Tuesday, January 12, 2010

Lon Po Po, A Red Riding Hood Story From China (A picture book that retells a folk tale)

Title: Lon Po Po, A Red Riding Hood Story From China
ISBN:0-399-21619-7
Translated and Illustrated: Ed Young
Date of publication:1989
Award won: The Caldecott Medal
Age recommendation: 4 to 8
Group represented: Chinese



This book was about three children, Shang, Tao, and Paotze. They lived in the country with their mother in China. On their grandmother's (Po Po) birthday their mother sets out to go and visit the grandmother and leaves the children at home. She tells her three children to be good while she is away. She will not return until the next day so the children should close and lock the door tight at night. A wolf that lives near by discovers that the children's mother has gone away for the night and decides to pay the children a visit. The wolf dresses up like an old woman and pretends to be the children's grandmother. The wolf knocks on the door and the children are surprised to hear that their grandmother is at the door because their mother has just gone to visit her. The children are fooled and let the wolf into their home where he immediately blows out the candles that light their home so the children can not see him. After getting into bed for the night the eldest child realizes that their "grandmother" is in fact a wolf. She convinces the wolf that he needs to eat some Ginko nuts from the tree outside their home. All three children climb to the top of the tree because the wolf tells them that he is now too old to climb. When up in the tree the eldest child tells the others that their grandmother is really the wolf disguised as an old woman. The children devise a plan and tell the wolf to go inside and get a basket so they can pull the wolf up into the tree so he too can enjoy some Ginko nuts. After trying to pull him to the top three times and dropping him three times, on purpose, the children manage to kill the wolf. After they make sure he is dead, and that they are safe, the children climb down, go into the house, and lock the door behind them. The next day their mother returned and they told her all about the wolf that came to visit them.
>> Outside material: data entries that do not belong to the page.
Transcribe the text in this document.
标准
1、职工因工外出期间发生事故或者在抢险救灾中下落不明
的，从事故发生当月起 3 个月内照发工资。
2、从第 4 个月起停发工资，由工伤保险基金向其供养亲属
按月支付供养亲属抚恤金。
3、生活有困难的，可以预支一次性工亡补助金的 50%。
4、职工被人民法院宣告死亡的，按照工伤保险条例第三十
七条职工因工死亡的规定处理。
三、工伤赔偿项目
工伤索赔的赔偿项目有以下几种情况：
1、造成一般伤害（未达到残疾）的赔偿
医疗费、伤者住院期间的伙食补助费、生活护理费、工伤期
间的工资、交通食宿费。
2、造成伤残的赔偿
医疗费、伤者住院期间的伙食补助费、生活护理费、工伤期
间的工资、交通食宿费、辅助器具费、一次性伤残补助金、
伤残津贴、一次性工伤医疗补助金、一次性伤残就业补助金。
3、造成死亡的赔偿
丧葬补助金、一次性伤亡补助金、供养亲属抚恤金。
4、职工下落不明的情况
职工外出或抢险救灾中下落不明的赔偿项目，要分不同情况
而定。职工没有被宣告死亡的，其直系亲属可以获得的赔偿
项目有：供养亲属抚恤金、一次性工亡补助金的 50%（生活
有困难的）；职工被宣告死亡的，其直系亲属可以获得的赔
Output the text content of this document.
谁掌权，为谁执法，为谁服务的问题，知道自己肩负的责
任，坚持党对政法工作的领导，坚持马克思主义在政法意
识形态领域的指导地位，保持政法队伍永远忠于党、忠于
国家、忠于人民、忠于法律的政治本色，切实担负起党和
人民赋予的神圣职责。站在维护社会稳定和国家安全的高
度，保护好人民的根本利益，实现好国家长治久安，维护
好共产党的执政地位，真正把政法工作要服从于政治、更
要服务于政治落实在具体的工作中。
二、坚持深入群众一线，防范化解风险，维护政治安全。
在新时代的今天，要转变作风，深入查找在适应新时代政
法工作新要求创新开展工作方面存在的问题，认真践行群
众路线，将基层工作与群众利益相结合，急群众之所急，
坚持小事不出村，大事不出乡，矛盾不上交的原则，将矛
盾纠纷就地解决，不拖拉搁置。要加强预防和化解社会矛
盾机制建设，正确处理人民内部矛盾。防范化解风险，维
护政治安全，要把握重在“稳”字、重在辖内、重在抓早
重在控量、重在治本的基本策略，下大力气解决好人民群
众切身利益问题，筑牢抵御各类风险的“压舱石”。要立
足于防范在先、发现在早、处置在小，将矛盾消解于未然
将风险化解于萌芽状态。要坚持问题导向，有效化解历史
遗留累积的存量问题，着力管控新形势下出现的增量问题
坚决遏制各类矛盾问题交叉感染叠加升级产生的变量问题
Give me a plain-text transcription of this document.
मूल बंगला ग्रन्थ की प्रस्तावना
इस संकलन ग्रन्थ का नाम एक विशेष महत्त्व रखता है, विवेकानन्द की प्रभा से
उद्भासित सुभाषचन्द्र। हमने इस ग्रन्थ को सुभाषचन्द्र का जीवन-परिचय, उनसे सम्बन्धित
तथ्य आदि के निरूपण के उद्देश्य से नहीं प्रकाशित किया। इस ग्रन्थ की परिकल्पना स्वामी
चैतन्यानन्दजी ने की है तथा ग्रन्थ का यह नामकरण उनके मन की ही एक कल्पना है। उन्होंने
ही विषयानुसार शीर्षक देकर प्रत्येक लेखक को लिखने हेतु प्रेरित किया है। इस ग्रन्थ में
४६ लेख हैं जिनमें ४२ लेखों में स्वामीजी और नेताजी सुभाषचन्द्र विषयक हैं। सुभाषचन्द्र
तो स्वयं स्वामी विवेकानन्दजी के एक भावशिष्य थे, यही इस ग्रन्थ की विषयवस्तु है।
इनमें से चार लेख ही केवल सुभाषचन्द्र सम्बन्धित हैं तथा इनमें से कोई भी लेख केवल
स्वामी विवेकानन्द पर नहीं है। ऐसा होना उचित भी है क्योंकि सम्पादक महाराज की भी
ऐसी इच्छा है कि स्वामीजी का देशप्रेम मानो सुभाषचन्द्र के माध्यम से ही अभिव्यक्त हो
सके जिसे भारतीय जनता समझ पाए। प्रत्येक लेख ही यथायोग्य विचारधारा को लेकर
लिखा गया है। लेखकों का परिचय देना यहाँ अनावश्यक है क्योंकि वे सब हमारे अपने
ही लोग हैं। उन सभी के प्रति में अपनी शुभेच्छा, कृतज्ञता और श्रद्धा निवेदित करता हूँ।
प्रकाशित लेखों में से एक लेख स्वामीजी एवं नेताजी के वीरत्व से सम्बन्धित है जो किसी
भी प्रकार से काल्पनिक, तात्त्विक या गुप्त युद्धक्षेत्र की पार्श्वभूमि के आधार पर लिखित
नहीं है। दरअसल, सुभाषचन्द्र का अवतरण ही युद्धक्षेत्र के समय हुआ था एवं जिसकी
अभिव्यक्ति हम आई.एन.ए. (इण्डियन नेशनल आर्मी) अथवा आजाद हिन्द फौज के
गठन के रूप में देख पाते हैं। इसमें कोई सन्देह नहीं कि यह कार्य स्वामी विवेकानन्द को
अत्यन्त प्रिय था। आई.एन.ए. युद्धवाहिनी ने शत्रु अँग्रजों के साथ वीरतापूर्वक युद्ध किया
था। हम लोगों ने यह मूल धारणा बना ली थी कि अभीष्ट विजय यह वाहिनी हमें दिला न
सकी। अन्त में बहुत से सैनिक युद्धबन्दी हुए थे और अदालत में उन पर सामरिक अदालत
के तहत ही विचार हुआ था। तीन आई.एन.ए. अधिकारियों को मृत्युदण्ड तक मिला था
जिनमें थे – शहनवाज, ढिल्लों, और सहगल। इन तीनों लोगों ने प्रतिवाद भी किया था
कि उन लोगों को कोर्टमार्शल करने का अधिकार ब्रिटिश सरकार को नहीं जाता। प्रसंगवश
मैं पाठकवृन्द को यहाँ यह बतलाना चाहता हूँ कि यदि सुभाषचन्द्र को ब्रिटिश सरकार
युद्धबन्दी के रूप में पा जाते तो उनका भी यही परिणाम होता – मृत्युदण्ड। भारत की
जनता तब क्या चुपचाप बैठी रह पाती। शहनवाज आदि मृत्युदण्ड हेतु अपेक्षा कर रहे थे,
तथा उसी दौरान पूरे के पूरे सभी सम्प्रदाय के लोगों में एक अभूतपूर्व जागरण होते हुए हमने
This book could be read in classrooms to illustrate the importance of not answering your door to strangers and to always make sure you know who you are letting into your house. It could also be read after reading Little Red Riding Hood to illustrate how stories are told in other cultures. The book could be the first in a series of books read in the classroom to talk about story telling in other parts of the world. The class could talk about how stories are developed and how folk tales are past down from generation to generation. The children could pick one of the classic folk tales and make their own version of it like Lon Po Po did with Little Red Riding Hood.